Je ne dis pas que je n'y ai jamais touché, mais quand j'ai commencé les tournées, ça faisait déjà un moment que j'avais arrêté de toucher à ça. Je fumais quelques joints à l'occasion – pas plus. En y réfléchissant, c'est peut-être l'une des raisons qui m'a poussé à arrêter les tournées, plus tard. Je ne dis pas que les artistes se défonçaient dès le réveil, mais disons que la plupart des gens qui s'occupent de l'organisation (et notamment du catering) adorent s'en mettre plein la gueule. Dire que les chefs aiment boire et se droguer, c'est connu ; mais les chefs de tournées battent tous les records. Pendant que les rock stars mangent sagement leur quinoa, le reste de la troupe est déjà en train de se mettre une énorme race.

Ce n'était pas forcément l'éclate tout le temps.

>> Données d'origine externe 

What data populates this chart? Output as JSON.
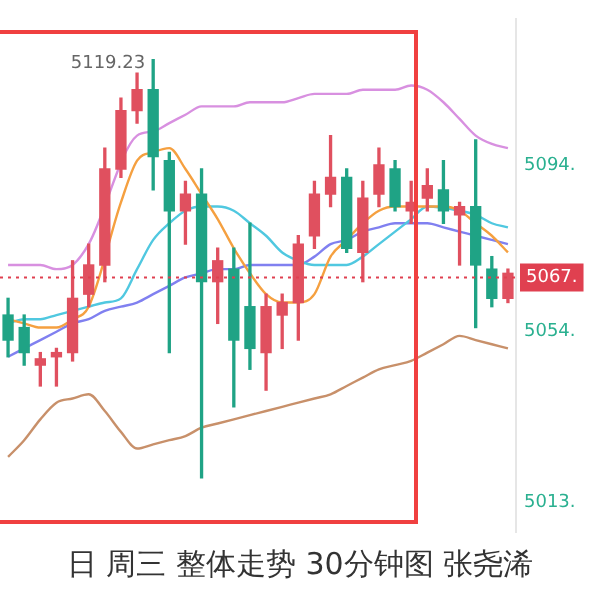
{
  "chart_data": {
    "type": "candlestick",
    "title": "日 周三 整体走势 30分钟图 张尧浠",
    "categories": [
      null,
      null,
      null,
      null,
      null,
      null,
      null,
      null,
      null,
      null,
      null,
      null,
      null,
      null,
      null,
      null,
      null,
      null,
      null,
      null,
      null,
      null,
      null,
      null,
      null,
      null,
      null,
      null,
      null,
      null,
      null,
      null
    ],
    "ohlc": [
      [
        5058,
        5062,
        5048,
        5052
      ],
      [
        5055,
        5058,
        5046,
        5049
      ],
      [
        5046,
        5049,
        5041,
        5047.5
      ],
      [
        5048,
        5050,
        5041,
        5049
      ],
      [
        5049,
        5071,
        5047,
        5062
      ],
      [
        5063,
        5075,
        5060,
        5070
      ],
      [
        5070,
        5098,
        5066,
        5093
      ],
      [
        5093,
        5110,
        5091,
        5107
      ],
      [
        5107,
        5116,
        5104,
        5112
      ],
      [
        5112,
        5119.23,
        5088,
        5096
      ],
      [
        5095,
        5097,
        5049,
        5083
      ],
      [
        5083,
        5090,
        5075,
        5087
      ],
      [
        5087,
        5093,
        5019,
        5066
      ],
      [
        5066,
        5074,
        5056,
        5071
      ],
      [
        5069,
        5074,
        5036,
        5052
      ],
      [
        5060,
        5080,
        5045,
        5050
      ],
      [
        5049,
        5063,
        5040,
        5060
      ],
      [
        5058,
        5063,
        5050,
        5061
      ],
      [
        5061,
        5077,
        5052,
        5075
      ],
      [
        5077,
        5090,
        5074,
        5087
      ],
      [
        5087,
        5101,
        5084,
        5091
      ],
      [
        5091,
        5093,
        5073,
        5074
      ],
      [
        5073,
        5090,
        5066,
        5086
      ],
      [
        5087,
        5098,
        5084,
        5094
      ],
      [
        5093,
        5095,
        5083,
        5084
      ],
      [
        5083,
        5090,
        5080,
        5085
      ],
      [
        5086,
        5093,
        5083,
        5089
      ],
      [
        5088,
        5095,
        5080,
        5083
      ],
      [
        5082,
        5085,
        5070,
        5084
      ],
      [
        5084,
        5100,
        5055,
        5070
      ],
      [
        5069,
        5072,
        5060,
        5062
      ],
      [
        5062,
        5069,
        5061,
        5068
      ]
    ],
    "colors": [
      "#1fa385",
      "#1fa385",
      "#e0505f",
      "#e0505f",
      "#e0505f",
      "#e0505f",
      "#e0505f",
      "#e0505f",
      "#e0505f",
      "#1fa385",
      "#1fa385",
      "#e0505f",
      "#1fa385",
      "#e0505f",
      "#1fa385",
      "#1fa385",
      "#e0505f",
      "#e0505f",
      "#e0505f",
      "#e0505f",
      "#e0505f",
      "#1fa385",
      "#e0505f",
      "#e0505f",
      "#1fa385",
      "#e0505f",
      "#e0505f",
      "#1fa385",
      "#e0505f",
      "#1fa385",
      "#1fa385",
      "#e0505f"
    ],
    "series": [
      {
        "type": "line",
        "color": "#d890e0",
        "values": [
          5070,
          5070,
          5070,
          5069,
          5070,
          5075,
          null,
          null,
          5101,
          5102,
          5104,
          5106,
          5108,
          5108,
          5108,
          5109,
          5109,
          5109,
          5110,
          5111,
          5111,
          5111,
          5112,
          5112,
          5112,
          5113,
          5112,
          5109,
          5105,
          5101,
          5099,
          5098
        ]
      },
      {
        "type": "line",
        "color": "#c8906a",
        "values": [
          5024,
          5028,
          5033,
          5037,
          5038,
          5039,
          5035,
          5030,
          5026,
          5027,
          5028,
          5029,
          5031,
          5032,
          5033,
          5034,
          5035,
          5036,
          5037,
          5038,
          5039,
          5041,
          5043,
          5045,
          5046,
          5047,
          5049,
          5051,
          5053,
          5052,
          5051,
          5050
        ]
      },
      {
        "type": "line",
        "color": "#f5a040",
        "values": [
          5057,
          5056,
          5055,
          5055,
          5057,
          5060,
          null,
          5085,
          5095,
          5097,
          5098,
          5093,
          5087,
          5081,
          5074,
          5068,
          5063,
          5061,
          5061,
          5063,
          5072,
          5076,
          5080,
          5083,
          5084,
          5084,
          5084,
          5084,
          5083,
          5080,
          5077,
          5073
        ]
      },
      {
        "type": "line",
        "color": "#50c8e0",
        "values": [
          5056,
          5057,
          5057,
          5058,
          5059,
          5060,
          5061,
          5062,
          5069,
          5076,
          5080,
          5083,
          5084,
          5084,
          5083,
          5080,
          5077,
          5073,
          5071,
          5070,
          5070,
          5070,
          5072,
          5075,
          5078,
          5081,
          5084,
          null,
          5083,
          5082,
          5080,
          5079
        ]
      },
      {
        "type": "line",
        "color": "#8080f0",
        "values": [
          5048,
          5050,
          5052,
          5054,
          5056,
          5057,
          5059,
          5060,
          5061,
          5063,
          5065,
          5067,
          5068,
          5069,
          5069,
          5070,
          5070,
          5070,
          5070,
          5072,
          5075,
          5076,
          5078,
          5079,
          5080,
          5080,
          5080,
          5079,
          5078,
          5077,
          5076,
          5075
        ]
      }
    ],
    "ylim": [
      5006,
      5129
    ],
    "yticks": [
      {
        "value": 5094,
        "label": "5094."
      },
      {
        "value": 5054,
        "label": "5054."
      },
      {
        "value": 5013,
        "label": "5013."
      }
    ],
    "tick_labels": "y",
    "ref_lines": [
      {
        "axis": "y",
        "value": 5067,
        "label": "5067.",
        "color": "#e04050",
        "line_style": "dotted"
      }
    ],
    "annotations": [
      "5119.23"
    ]
  }
}
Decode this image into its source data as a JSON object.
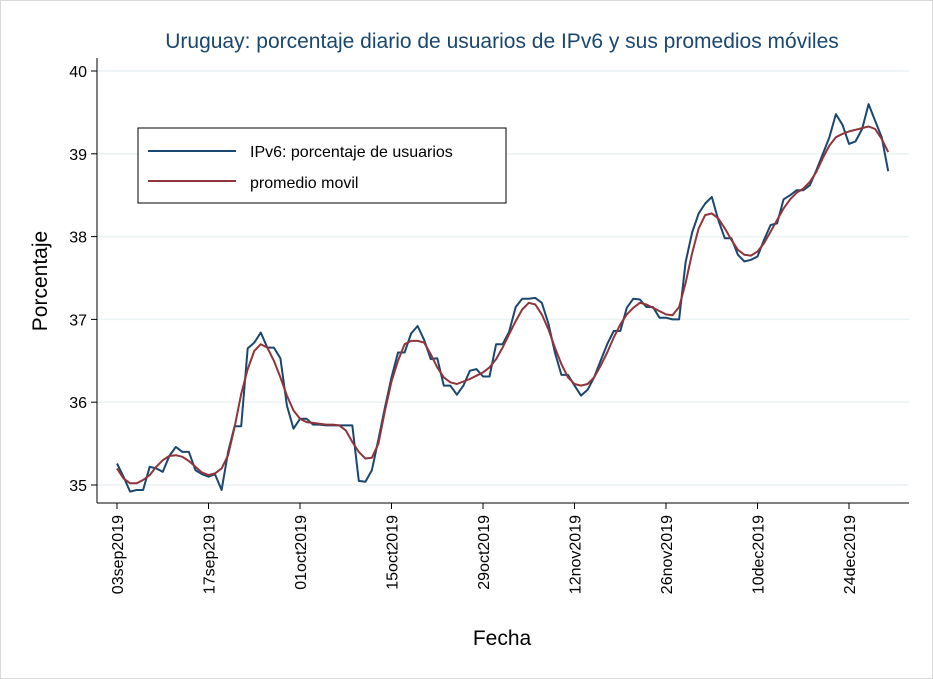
{
  "chart_data": {
    "type": "line",
    "title": "Uruguay: porcentaje diario de usuarios de IPv6 y sus promedios móviles",
    "xlabel": "Fecha",
    "ylabel": "Porcentaje",
    "x_start": "2019-09-03",
    "x_tick_labels": [
      "03sep2019",
      "17sep2019",
      "01oct2019",
      "15oct2019",
      "29oct2019",
      "12nov2019",
      "26nov2019",
      "10dec2019",
      "24dec2019"
    ],
    "y_ticks": [
      35,
      36,
      37,
      38,
      39,
      40
    ],
    "ylim": [
      34.8,
      40.2
    ],
    "grid": true,
    "legend_position": "top-left",
    "series": [
      {
        "name": "IPv6: porcentaje de usuarios",
        "color": "#1a476f",
        "values": [
          35.26,
          35.1,
          34.92,
          34.94,
          34.94,
          35.22,
          35.2,
          35.16,
          35.35,
          35.46,
          35.4,
          35.4,
          35.18,
          35.13,
          35.1,
          35.13,
          34.94,
          35.4,
          35.71,
          35.71,
          36.65,
          36.72,
          36.84,
          36.66,
          36.66,
          36.53,
          35.96,
          35.68,
          35.8,
          35.8,
          35.73,
          35.73,
          35.72,
          35.72,
          35.72,
          35.72,
          35.72,
          35.05,
          35.04,
          35.18,
          35.55,
          35.94,
          36.3,
          36.6,
          36.6,
          36.83,
          36.92,
          36.75,
          36.52,
          36.53,
          36.2,
          36.2,
          36.09,
          36.2,
          36.38,
          36.4,
          36.31,
          36.31,
          36.7,
          36.7,
          36.85,
          37.15,
          37.25,
          37.25,
          37.26,
          37.2,
          36.95,
          36.6,
          36.33,
          36.33,
          36.2,
          36.08,
          36.15,
          36.3,
          36.5,
          36.7,
          36.86,
          36.86,
          37.14,
          37.25,
          37.24,
          37.15,
          37.15,
          37.02,
          37.02,
          37.0,
          37.0,
          37.69,
          38.05,
          38.28,
          38.4,
          38.48,
          38.2,
          37.98,
          37.98,
          37.78,
          37.7,
          37.72,
          37.76,
          37.96,
          38.14,
          38.16,
          38.45,
          38.5,
          38.56,
          38.56,
          38.62,
          38.8,
          39.0,
          39.2,
          39.48,
          39.35,
          39.12,
          39.15,
          39.3,
          39.6,
          39.4,
          39.2,
          38.79
        ]
      },
      {
        "name": "promedio movil",
        "color": "#90353b",
        "values": [
          35.2,
          35.08,
          35.02,
          35.02,
          35.06,
          35.12,
          35.22,
          35.3,
          35.35,
          35.36,
          35.34,
          35.29,
          35.22,
          35.15,
          35.12,
          35.14,
          35.2,
          35.36,
          35.7,
          36.1,
          36.4,
          36.62,
          36.7,
          36.66,
          36.5,
          36.3,
          36.08,
          35.9,
          35.8,
          35.76,
          35.75,
          35.74,
          35.73,
          35.73,
          35.72,
          35.66,
          35.52,
          35.4,
          35.32,
          35.33,
          35.5,
          35.9,
          36.25,
          36.5,
          36.7,
          36.74,
          36.74,
          36.72,
          36.58,
          36.42,
          36.3,
          36.24,
          36.22,
          36.25,
          36.28,
          36.32,
          36.36,
          36.42,
          36.52,
          36.66,
          36.82,
          36.98,
          37.12,
          37.2,
          37.18,
          37.06,
          36.88,
          36.66,
          36.46,
          36.3,
          36.22,
          36.2,
          36.22,
          36.3,
          36.44,
          36.6,
          36.78,
          36.94,
          37.06,
          37.14,
          37.2,
          37.18,
          37.14,
          37.1,
          37.06,
          37.05,
          37.15,
          37.44,
          37.8,
          38.1,
          38.26,
          38.28,
          38.22,
          38.1,
          37.96,
          37.84,
          37.78,
          37.77,
          37.82,
          37.92,
          38.06,
          38.2,
          38.34,
          38.45,
          38.53,
          38.58,
          38.66,
          38.78,
          38.95,
          39.1,
          39.2,
          39.24,
          39.27,
          39.29,
          39.31,
          39.33,
          39.3,
          39.18,
          39.02
        ]
      }
    ]
  }
}
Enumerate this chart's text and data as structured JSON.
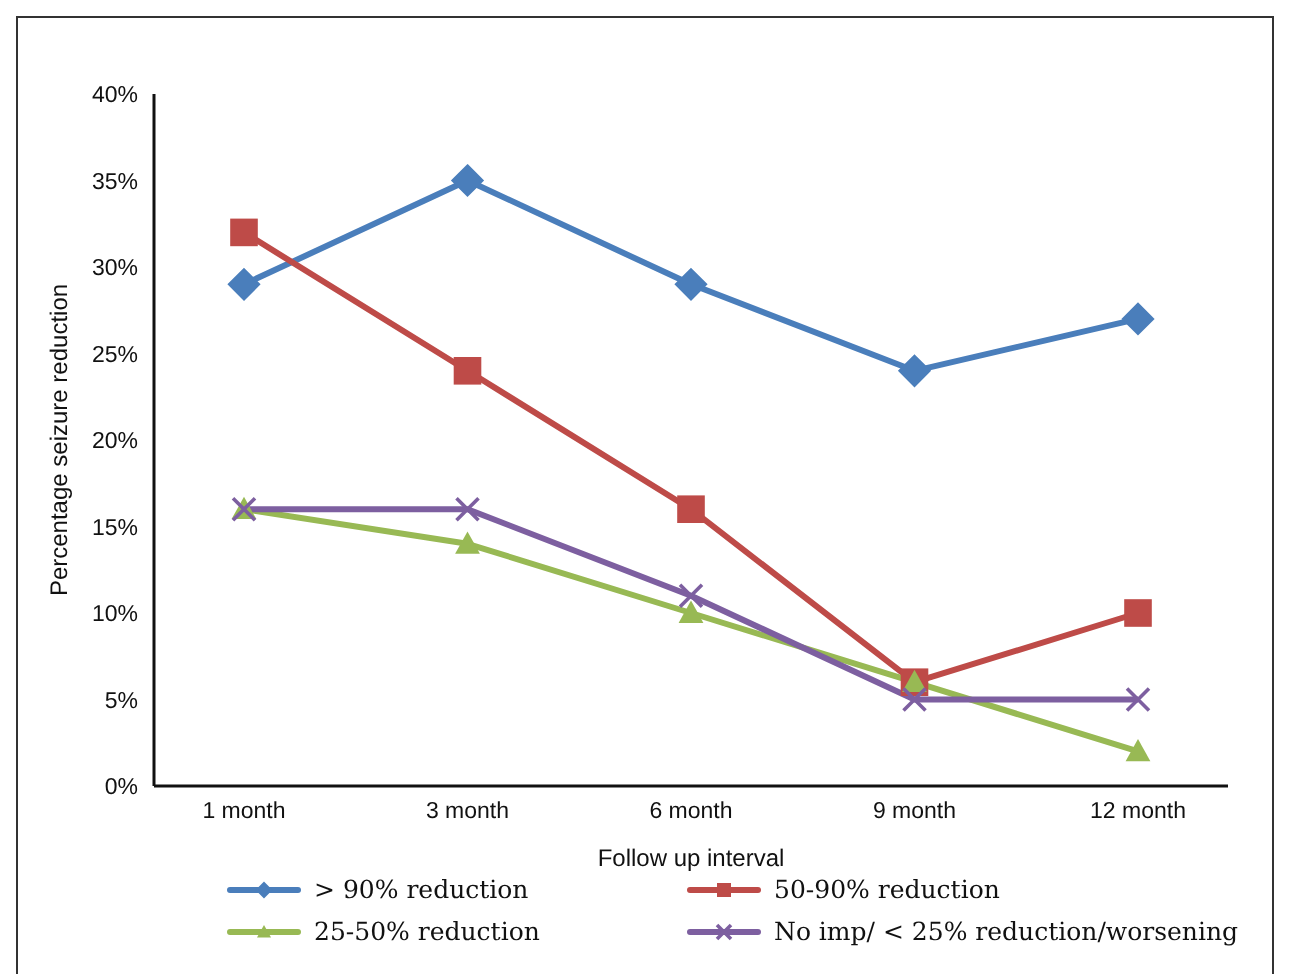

Je bossais jusqu'à dix-huit heures par jour et je ne pouvais me reposer que pendant que le bus roulait. Heureusement, j'arrivais à profiter de mes jours de congé, mais j'étais désespérément seul. Entre le bus, les zéniths et les salles de concert, on finit toujours par côtoyer les mêmes personnes, donc dès que j'avais un jour off, j'essayais d'éviter le reste de l'équipe le plus possible.

La production des tournées nous filait pas mal d'argent de poche en complément de notre salaire. J'utilisais ces extras pour aller tester les restaurants étoilés sur la route. C'était un luxe : aujourd'hui, je ne gagne plus autant d'argent et je ne peux plus me pointer dans un restaurant étoilé juste sur un coup de tête. Sincèrement, je ne pense pas un jour regagner aussi bien ma vie qu'à l'époque.

Dans Kitchen Confidential, Anthony Bourdain écrit un truc comme : « Votre corps n'est pas une église, c'est une fête foraine. Alors, amusez-vous bien. » Et en tournée, les gens prennent un peu ce conseil au pied de la lettre. C'est une vie hyperattrayante sur le papier, mais c'est aussi assez malsain. Après deux ans, j'ai décidé que j'avais fait le tour de ce job. Je crois que j'avais peur de devenir comme certaines personnes que je fréquentais. C'est ça, je préfère être ce mec un peu chiant qui aspire à une vie normale – bien que ce soit peut-être mission impossible, pour un chef.